There are many studies of violence and abuse in obstetrics in parts of Africa (Tanzania, Ghana, Kenya, Nigeria) [13,14,15,16], Latin America and the Caribbean [17], Pakistan [18]. Yet, there is a paucity of studies related to violence and abuse within European perinatal care. Data from several studies, that included 25% European women, inferred that the occurrence of certain forms of violence during labor may be associated with traumatic deliveries [19].
The scale and type of abuse and violence varies depending on the region of the world, culture or social position [20]. Abuses against birthing women start with subtle forms of discrimination and can turn into overt violence [21]. Research shows that minors, unmarried women, migrants or women from minority groups, as well as those with low socio-economic status, are the most exposed to degrading and inappropriate treatment, and women with HIV are particularly vulnerable to unequal treatment [22]. These abuses and acts of violence towards women during perinatal care have consequences. For example, abusive perinatal care is associated with the risk of complications in the mother and child such as uterine rapture, perineal laceration, neonatal mortality [7, 23].
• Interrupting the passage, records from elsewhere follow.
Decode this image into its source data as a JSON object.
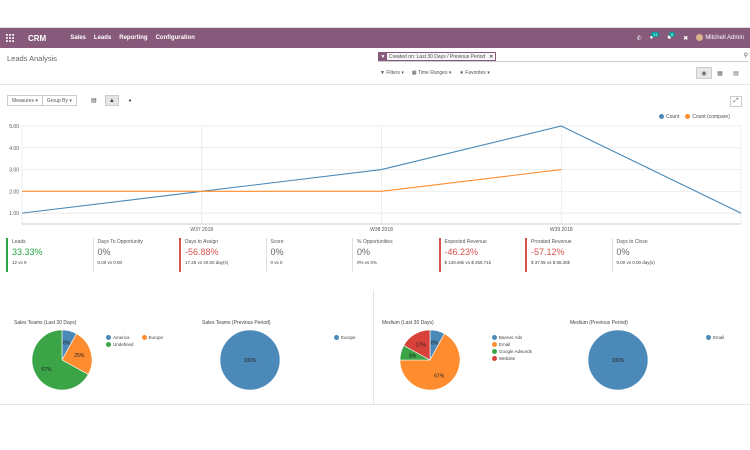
{
  "navbar": {
    "brand": "CRM",
    "menus": [
      "Sales",
      "Leads",
      "Reporting",
      "Configuration"
    ],
    "messages_badge": "11",
    "activities_badge": "6",
    "user": "Mitchell Admin",
    "color": "#875a7b"
  },
  "control_panel": {
    "title": "Leads Analysis",
    "facet": "Created on: Last 30 Days / Previous Period",
    "filters_label": "Filters",
    "time_ranges_label": "Time Ranges",
    "favorites_label": "Favorites"
  },
  "graph_toolbar": {
    "measures_label": "Measures",
    "group_by_label": "Group By"
  },
  "chart_data": {
    "type": "line",
    "categories": [
      "",
      "W37 2018",
      "W38 2018",
      "W39 2018",
      ""
    ],
    "series": [
      {
        "name": "Count",
        "color": "#4a89b8",
        "values": [
          1,
          2,
          3,
          5,
          1
        ]
      },
      {
        "name": "Count (compare)",
        "color": "#ff8c2e",
        "values": [
          2,
          2,
          2,
          3,
          null
        ]
      }
    ],
    "y_ticks": [
      "1.00",
      "2.00",
      "3.00",
      "4.00",
      "5.00"
    ],
    "ylim": [
      0.5,
      5
    ],
    "grid": true,
    "legend": "top-right"
  },
  "kpis": [
    {
      "title": "Leads",
      "value": "33.33%",
      "compare": "12 vs 9",
      "status": "good"
    },
    {
      "title": "Days To Opportunity",
      "value": "0%",
      "compare": "0.00 vs 0.00",
      "status": "neutral"
    },
    {
      "title": "Days to Assign",
      "value": "-56.88%",
      "compare": "17.25 vs 40.00 day(s)",
      "status": "bad"
    },
    {
      "title": "Score",
      "value": "0%",
      "compare": "0 vs 0",
      "status": "neutral"
    },
    {
      "title": "% Opportunities",
      "value": "0%",
      "compare": "0% vs 0%",
      "status": "neutral"
    },
    {
      "title": "Expected Revenue",
      "value": "-46.23%",
      "compare": "$ 139.66k vs $ 259.71k",
      "status": "bad"
    },
    {
      "title": "Prorated Revenue",
      "value": "-57.12%",
      "compare": "$ 37.9k vs $ 88.38k",
      "status": "bad"
    },
    {
      "title": "Days to Close",
      "value": "0%",
      "compare": "0.00 vs 0.00 day(s)",
      "status": "neutral"
    }
  ],
  "pies": [
    {
      "title": "Sales Teams (Last 30 Days)",
      "slices": [
        {
          "label": "America",
          "value": 8,
          "text": "8%",
          "color": "#4a89b8"
        },
        {
          "label": "Europe",
          "value": 25,
          "text": "25%",
          "color": "#ff8c2e"
        },
        {
          "label": "Undefined",
          "value": 67,
          "text": "67%",
          "color": "#3aa447"
        }
      ]
    },
    {
      "title": "Sales Teams (Previous Period)",
      "slices": [
        {
          "label": "Europe",
          "value": 100,
          "text": "100%",
          "color": "#4a89b8"
        }
      ]
    },
    {
      "title": "Medium (Last 30 Days)",
      "slices": [
        {
          "label": "Banner Ads",
          "value": 8,
          "text": "8%",
          "color": "#4a89b8"
        },
        {
          "label": "Email",
          "value": 67,
          "text": "67%",
          "color": "#ff8c2e"
        },
        {
          "label": "Google Adwords",
          "value": 8,
          "text": "8%",
          "color": "#3aa447"
        },
        {
          "label": "Website",
          "value": 17,
          "text": "17%",
          "color": "#d9423a"
        }
      ]
    },
    {
      "title": "Medium (Previous Period)",
      "slices": [
        {
          "label": "Email",
          "value": 100,
          "text": "100%",
          "color": "#4a89b8"
        }
      ]
    }
  ]
}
In Poland, there are legal acts pertaining to a woman’s rights when receiving perinatal care provided by gynecological and obstetric hospitals, for example, The Patient Rights and Patient Rights Law [24] and the Regulation of the Minister of Health of August 16, 2018 on the standard of perinatal care [25] - in short called Perinatal Care Standards (PCS). These legal documents focus on protection of human rights and are evidence based, but they do not define instruments for monitoring the degree of compliance with these principles by specific institutions. These standards refer to patient’s rights [in this case women’s rights receiving perinatal care] and actions that guarantee care consistent with these rights. However, they do not refer to the issue of violence and abuse or the definition of these phenomena in the context of perinatal care exercised in Polish healthcare institutions. Unfortunately, Poland neither employs scientific research nor social activities to lessen and mitigate perinatal abuse and violence within its institutions and that this issue be addressed directly as soon as possible. Using the definitions described in the cited literature this study sought to uncover what is the disrespectful and abusive practices in Polish perinatal care through the experiences of women.
Aim
The aim of the study was to analyze perinatal care related experiences of women, especially focusing on those that have characteristics that indicate disrespectful/abusive care during childbirth in health facilities.